On se sent presque stupide, ou tout du moins naïf, à vouloir nommer ce que peint Jérémy Liron, tant l’évidence, ici, aveugle. Ce sont des immeubles, ce sont des paysages, ce sont des immeubles pris dans des paysages, à moins que ce ne soit des paysages générés par des immeubles, mais une fois que l’on a dit cela, on est, comme dans la peinture de Liron, face au mur. Car les motifs qu’aborde cet artiste, alors même qu’il les aborde jusqu’à épuisement, sont des chausse-trappes pour critiques en mal de clefs iconographiques. Liron peint des HLM alors, peut-être, Liron soulève-t-il la question sociale : façon, contemporaine, de faire entrer la zone dans la grande peinture. Mais Liron peint des villas de la côte, et la maison du fada, à Marseille, mais aussi la villa Malaparte, à Capri, alors peut-être ce peintre est-il plus en mal de remémoration que de sociologie ? Sans doute. Mais remémoration de quoi, pour que ces œuvres suscitent, même chez celui qui n’a rien vu de ces bâtiments-là, le sentiment que oui, vraiment, cela rappelle quelque chose ? Faut-il que Liron soit tout autre chose qu’un collectionneur de pittoresque architectural pour que son art ait cette puissance mnémonique. Faut-il, autrement dit, que ses terribles immeubles nous confrontent à bien autre chose qu’aux infinies variantes des formes du bâti balnéaire, ou des sinistres tours de nos banlieues, pour que, devant une œuvre de Liron, on éprouve le désir immédiatement déçu de faire de ce qu’il nous montre un abri.

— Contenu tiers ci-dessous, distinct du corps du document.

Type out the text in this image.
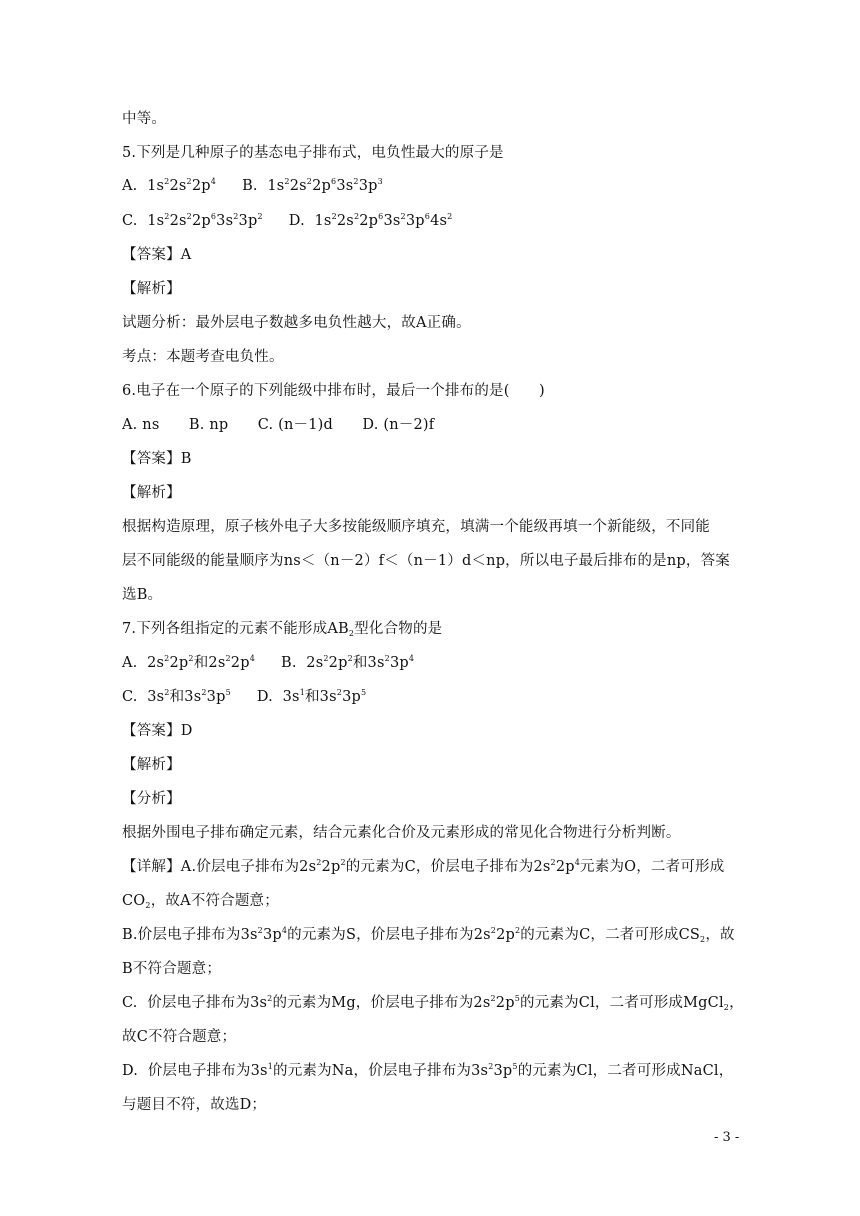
中等。
5.下列是几种原子的基态电子排布式，电负性最大的原子是
A.  $1s^22s^22p^4$ B.  $1s^22s^22p^63s^23p^3$
C.  $1s^22s^22p^63s^23p^2$ D.  $1s^22s^22p^63s^23p^64s^2$
【答案】A
【解析】
试题分析：最外层电子数越多电负性越大，故A正确。
考点：本题考查电负性。
6.电子在一个原子的下列能级中排布时，最后一个排布的是(　　)
A. ns　　B. np　　C. (n－1)d　　D. (n－2)f
【答案】B
【解析】
根据构造原理，原子核外电子大多按能级顺序填充，填满一个能级再填一个新能级，不同能
层不同能级的能量顺序为ns＜（n－2）f＜（n－1）d＜np，所以电子最后排布的是np，答案
选B。
7.下列各组指定的元素不能形成$AB_2$型化合物的是
A.  $2s^22p^2$和$2s^22p^4$ B.  $2s^22p^2$和$3s^23p^4$
C.  $3s^2$和$3s^23p^5$ D.  $3s^1$和$3s^23p^5$
【答案】D
【解析】
【分析】
根据外围电子排布确定元素，结合元素化合价及元素形成的常见化合物进行分析判断。
【详解】A.价层电子排布为$2s^22p^2$的元素为C，价层电子排布为$2s^22p^4$元素为O，二者可形成
$CO_2$，故A不符合题意；
B.价层电子排布为$3s^23p^4$的元素为S，价层电子排布为$2s^22p^2$的元素为C，二者可形成$CS_2$，故
B不符合题意；
C.  价层电子排布为$3s^2$的元素为Mg，价层电子排布为$2s^22p^5$的元素为Cl，二者可形成MgCl$_2$，
故C不符合题意；
D.  价层电子排布为$3s^1$的元素为Na，价层电子排布为$3s^23p^5$的元素为Cl，二者可形成NaCl，
与题目不符，故选D；
- 3 -
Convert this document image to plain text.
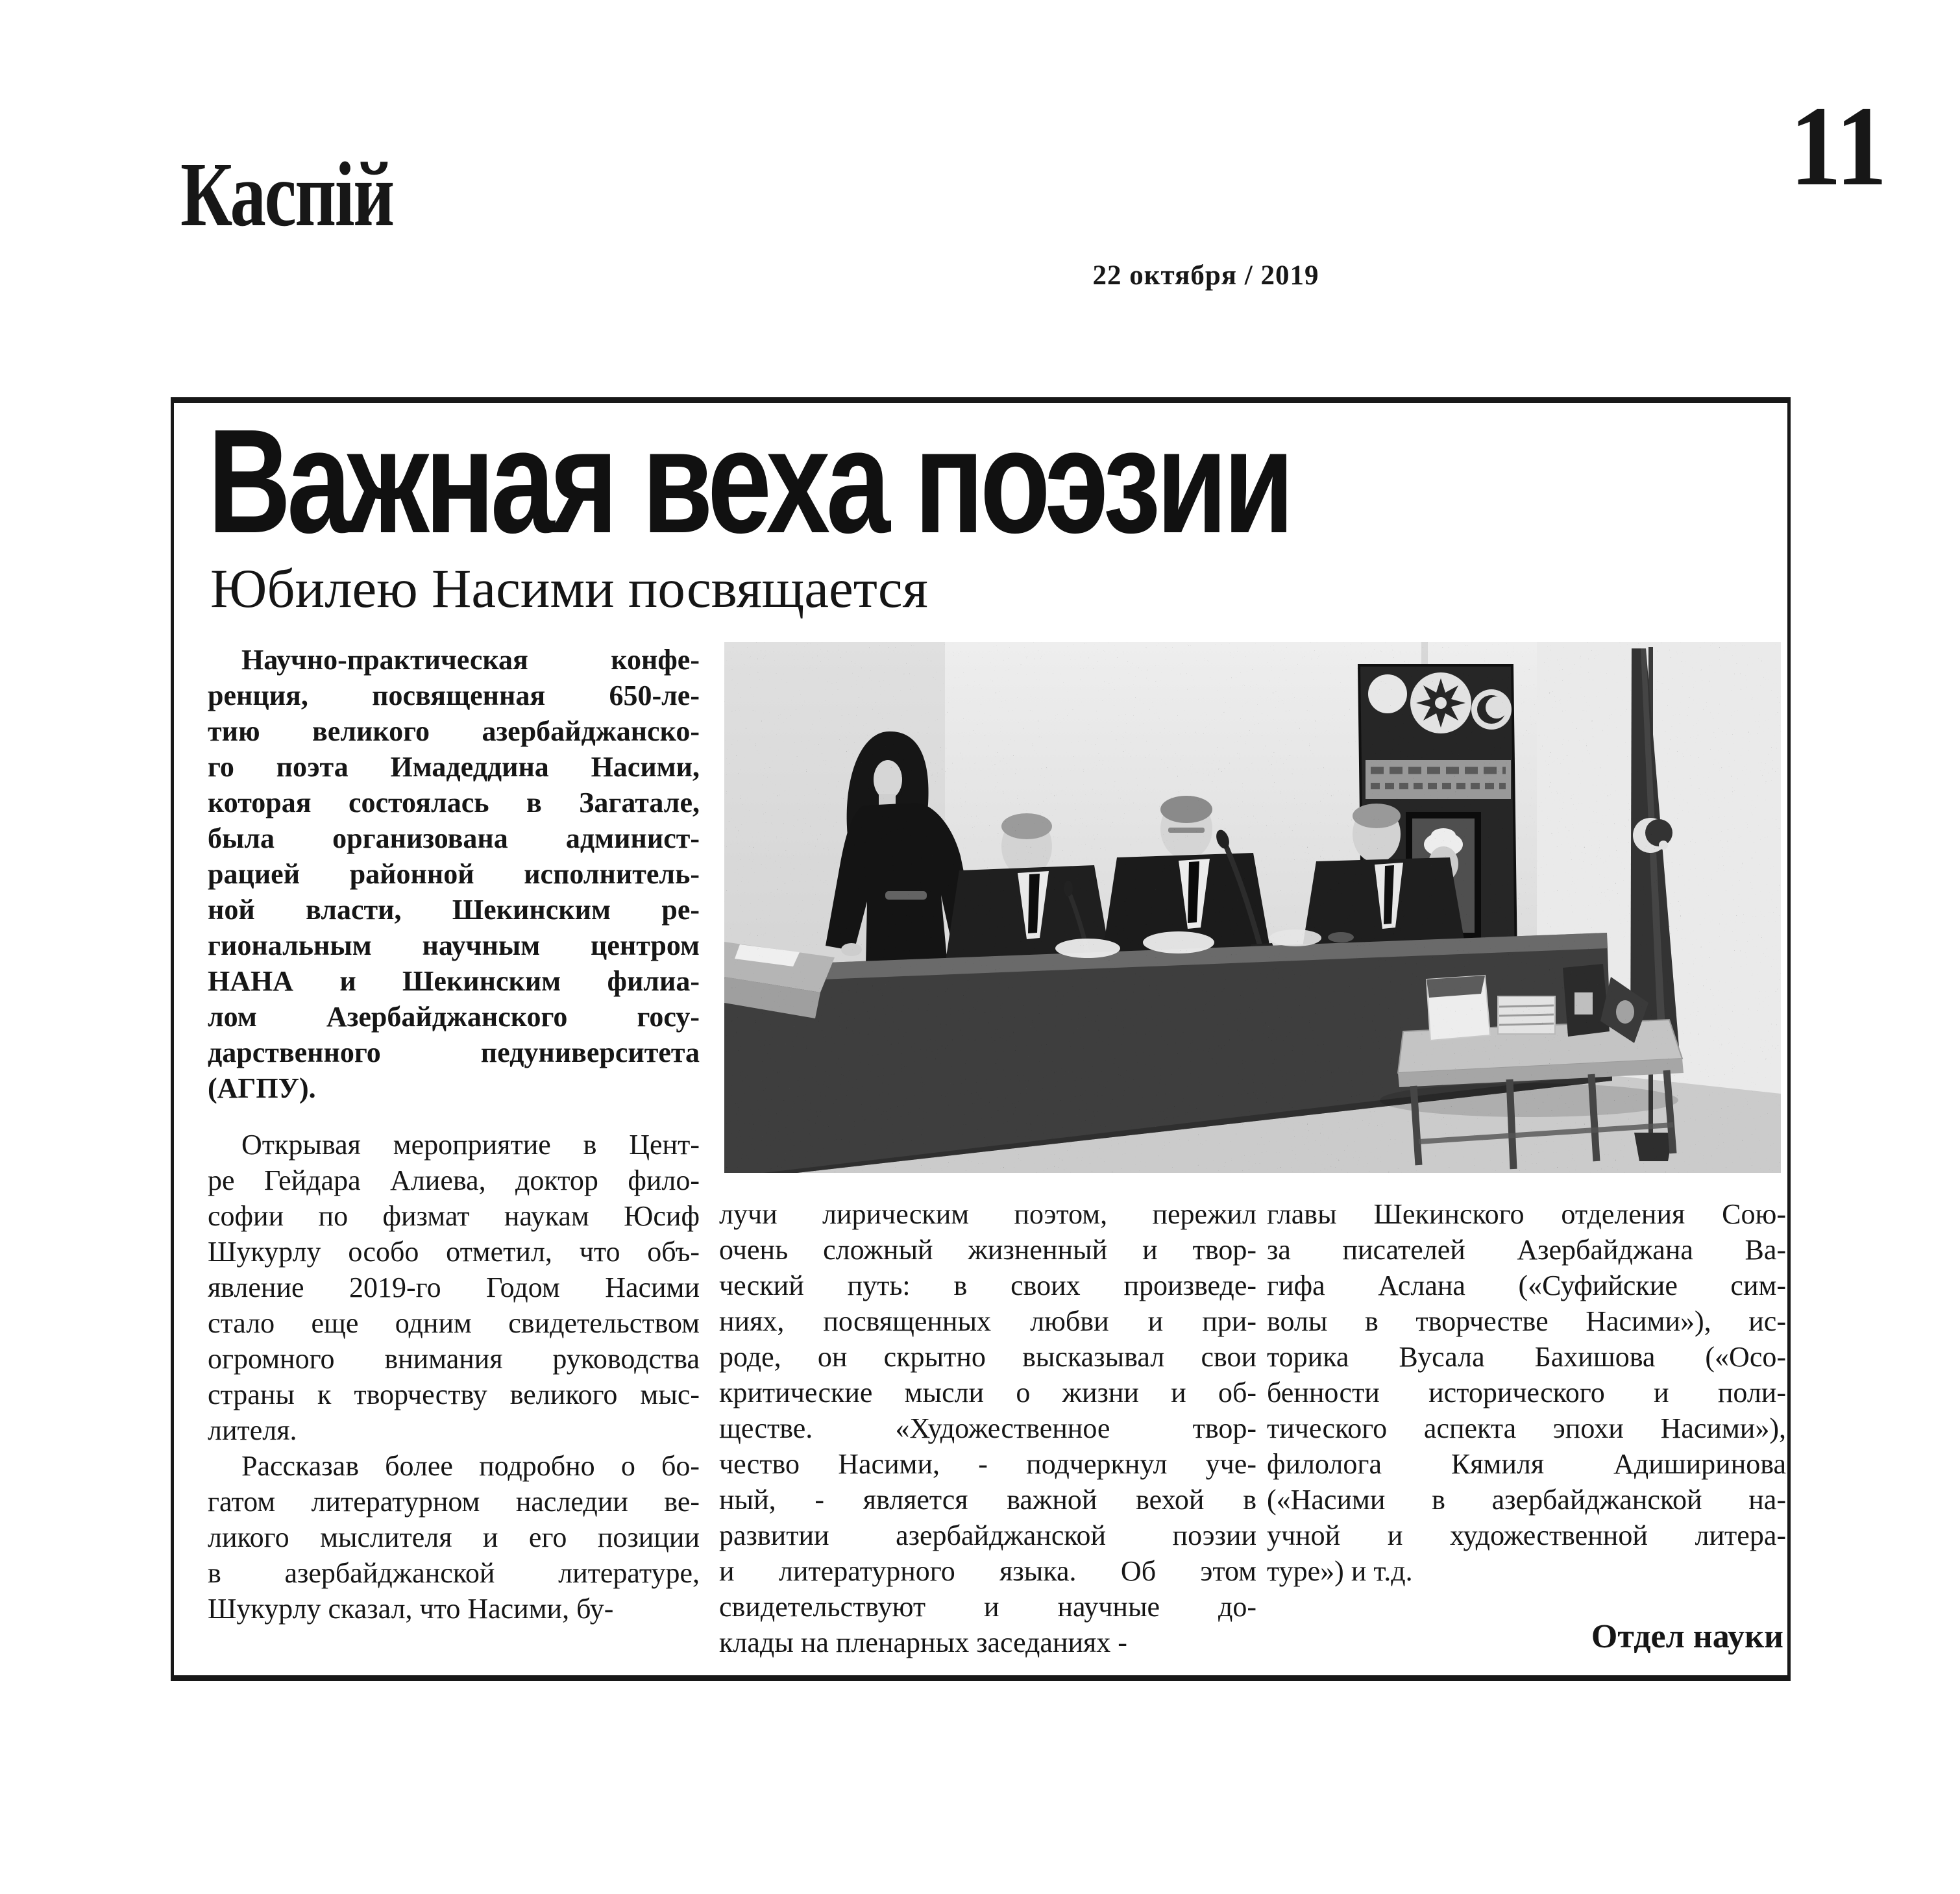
Каспій	11
22 октября / 2019
Важная веха поэзии
Юбилею Насими посвящается
Научно-практическая конфе-
ренция, посвященная 650-ле-
тию великого азербайджанско-
го поэта Имадеддина Насими,
которая состоялась в Загатале,
была организована админист-
рацией районной исполнитель-
ной власти, Шекинским ре-
гиональным научным центром
НАНА и Шекинским филиа-
лом Азербайджанского госу-
дарственного педуниверситета
(АГПУ).
Открывая мероприятие в Цент-
ре Гейдара Алиева, доктор фило-
софии по физмат наукам Юсиф
Шукурлу особо отметил, что объ-
явление 2019-го Годом Насими
стало еще одним свидетельством
огромного внимания руководства
страны к творчеству великого мыс-
лителя.
Рассказав более подробно о бо-
гатом литературном наследии ве-
ликого мыслителя и его позиции
в азербайджанской литературе,
Шукурлу сказал, что Насими, бу-
лучи лирическим поэтом, пережил
очень сложный жизненный и твор-
ческий путь: в своих произведе-
ниях, посвященных любви и при-
роде, он скрытно высказывал свои
критические мысли о жизни и об-
ществе. «Художественное твор-
чество Насими, - подчеркнул уче-
ный, - является важной вехой в
развитии азербайджанской поэзии
и литературного языка. Об этом
свидетельствуют и научные до-
клады на пленарных заседаниях -
главы Шекинского отделения Сою-
за писателей Азербайджана Ва-
гифа Аслана («Суфийские сим-
волы в творчестве Насими»), ис-
торика Вусала Бахишова («Осо-
бенности исторического и поли-
тического аспекта эпохи Насими»),
филолога Кямиля Адиширинова
(«Насими в азербайджанской на-
учной и художественной литера-
туре») и т.д.
Отдел науки
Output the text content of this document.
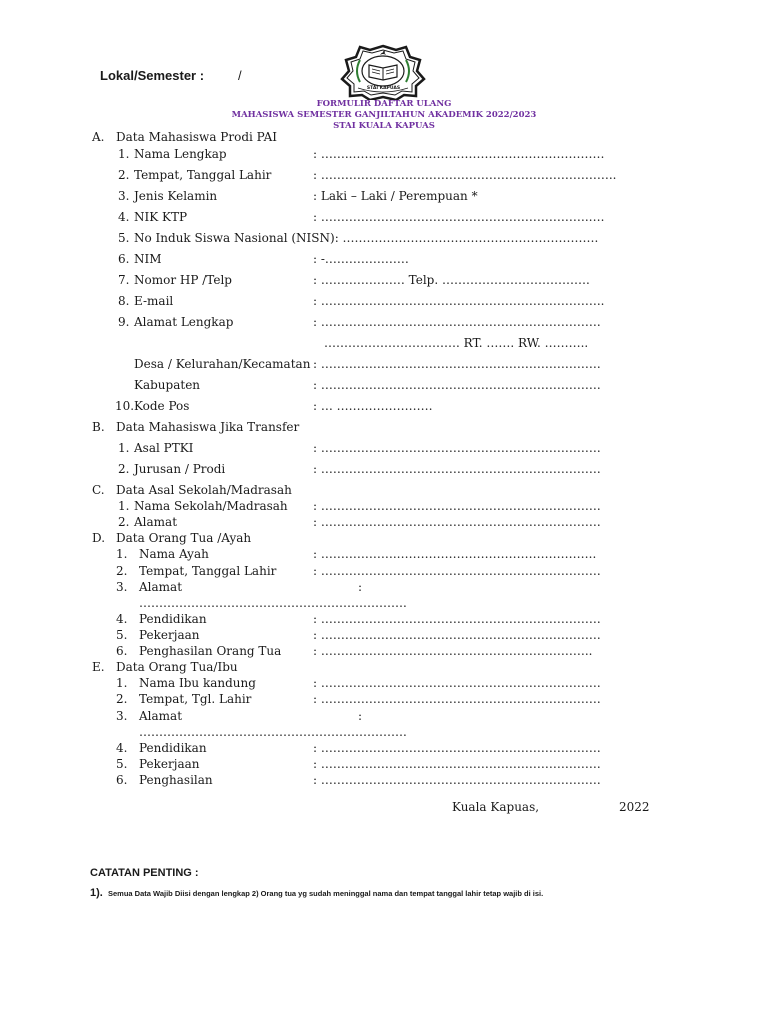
Lokal/Semester :	/
STAI KAPUAS
FORMULIR DAFTAR ULANG
MAHASISWA SEMESTER GANJILTAHUN AKADEMIK 2022/2023
STAI KUALA KAPUAS
A. Data Mahasiswa Prodi PAI
1. Nama Lengkap	: ……..………………………………………………………
2. Tempat, Tanggal Lahir	: ………………………………………………………………..
3. Jenis Kelamin	: Laki – Laki / Perempuan *
4. NIK KTP	: ………………………………………………………….….
5. No Induk Siswa Nasional (NISN): ……………………………………………………….
6. NIM	: -…………………
7. Nomor HP /Telp	: ………………… Telp. ……………………………….
8. E-mail	: ……………………………………………………………..
9. Alamat Lengkap	: …………………………………………………………….
……………………………. RT. ……. RW. ………..
Desa / Kelurahan/Kecamatan : …………………………………………………………….
Kabupaten	: …………………………………………………………….
10. Kode Pos	: … ……………………
B. Data Mahasiswa Jika Transfer
1. Asal PTKI	: …………………………………………………………….
2. Jurusan / Prodi	: …………………………………………………………….
C. Data Asal Sekolah/Madrasah
1. Nama Sekolah/Madrasah : …………………………………………………………….
2. Alamat	: …………………………………………………………….
D. Data Orang Tua /Ayah
1. Nama Ayah	: ……………….…………………………………………..
2. Tempat, Tanggal Lahir	: …………………………………………………………….
3. Alamat	:
………………………………………………………….
4. Pendidikan	: …………………………………………………………….
5. Pekerjaan	: …………………………………………………………….
6. Penghasilan Orang Tua	: …………………………………………………………..
E. Data Orang Tua/Ibu
1. Nama Ibu kandung	: …………………………………………………………….
2. Tempat, Tgl. Lahir	: …………………………………………………………….
3. Alamat	:
………………………………………………………….
4. Pendidikan	: …………………………………………………………….
5. Pekerjaan	: …………………………………………………………….
6. Penghasilan	: …………………………………………………………….
Kuala Kapuas,	2022
CATATAN PENTING :
1). Semua Data Wajib Diisi dengan lengkap 2) Orang tua yg sudah meninggal nama dan tempat tanggal lahir tetap wajib di isi.
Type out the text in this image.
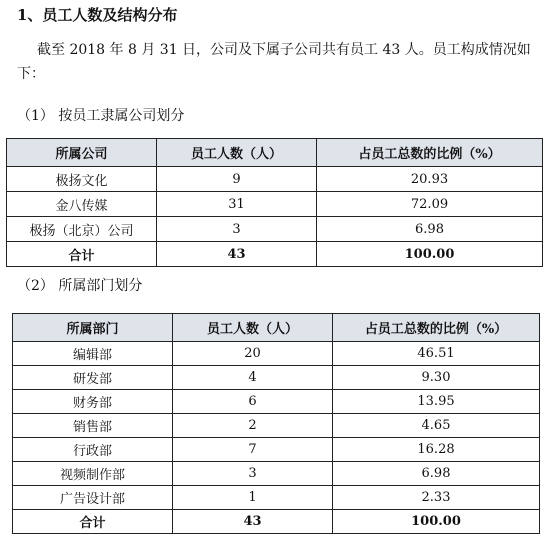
1、员工人数及结构分布
截至 2018 年 8 月 31 日，公司及下属子公司共有员工 43 人。员工构成情况如下：
（1） 按员工隶属公司划分
所属公司	员工人数（人）	占员工总数的比例（%）
极扬文化	9	20.93
金八传媒	31	72.09
极扬（北京）公司	3	6.98
合计	43	100.00
（2） 所属部门划分
所属部门	员工人数（人）	占员工总数的比例（%）
编辑部	20	46.51
研发部	4	9.30
财务部	6	13.95
销售部	2	4.65
行政部	7	16.28
视频制作部	3	6.98
广告设计部	1	2.33
合计	43	100.00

Car, et c’est bien là ce que ces images si manifestement silencieuses hurlent comme on crie dans le désert, c’est d’absence et de présence qu’il est ici question. De désir de saisir et de perte, et, pour citer Proust après Liron, d’images d’autant plus désirables qu’elles sont désirées en vain. Ça aurait pu s’appeler « Défense d’entrer », car, à bien y regarder, les bâtiments peints par Liron sont comme autant de barrières, ou même, parfois, de forteresses impénétrables. Puisque j’ai parlé à un moment de paysages, il me faut relever qu’en eux, tours et maisons sont traitées comme des figures dont la présence vient à la fois se substituer à toute présence humaine, et la rendre de ce fait impossible. Parce qu’elle serait dérisoire, comparée à ces blocs d’absence. Parce que, chez Liron, nulle maison, qu’elle qu’en soit la forme, n’est le lieu d’une habitation, mais la forme par laquelle se dit un sentiment d’exil. Le contraire d’une demeure, très exactement.
C’est dans la façon de peindre, comme de juste, que tout se joue. Une forme émerge, seule, et se tient là, au milieu d’une nature dont la présence, si différente, ne fait qu’accentuer l’absolue solitude de ce qui se dresse. Autrefois, cette verticalité, et cette isolation, c’est à l’humain que les peintres la réservaient, pour mieux affirmer sa domination sur l’horizontalité du monde, sur ce paysage parcourable, pénétrable, connaissable, qui lui servait d’environnement. Chez Liron, qui a du regarder les paysages historiques de Nicolas Poussin, les « fabriques », ces bâtiments imaginaires qui animaient le fond, sont venus se substituer aux héros tragiques des fables de l’auteur du Paysage avec les cendres de Phocion. Comme s’il n’était plus possible, aujourd’hui, de peindre l’histoire, mais – du fait même de cette perte – quand même possible, et plus encore nécessaire, de semer, dans le paysage du monde, des figures semblables à des énigmes. Comme si, aussi, l’homme ne pouvait plus posséder le monde, ni en le parcourant, ni en le façonnant, ni même en en façonnant l’image.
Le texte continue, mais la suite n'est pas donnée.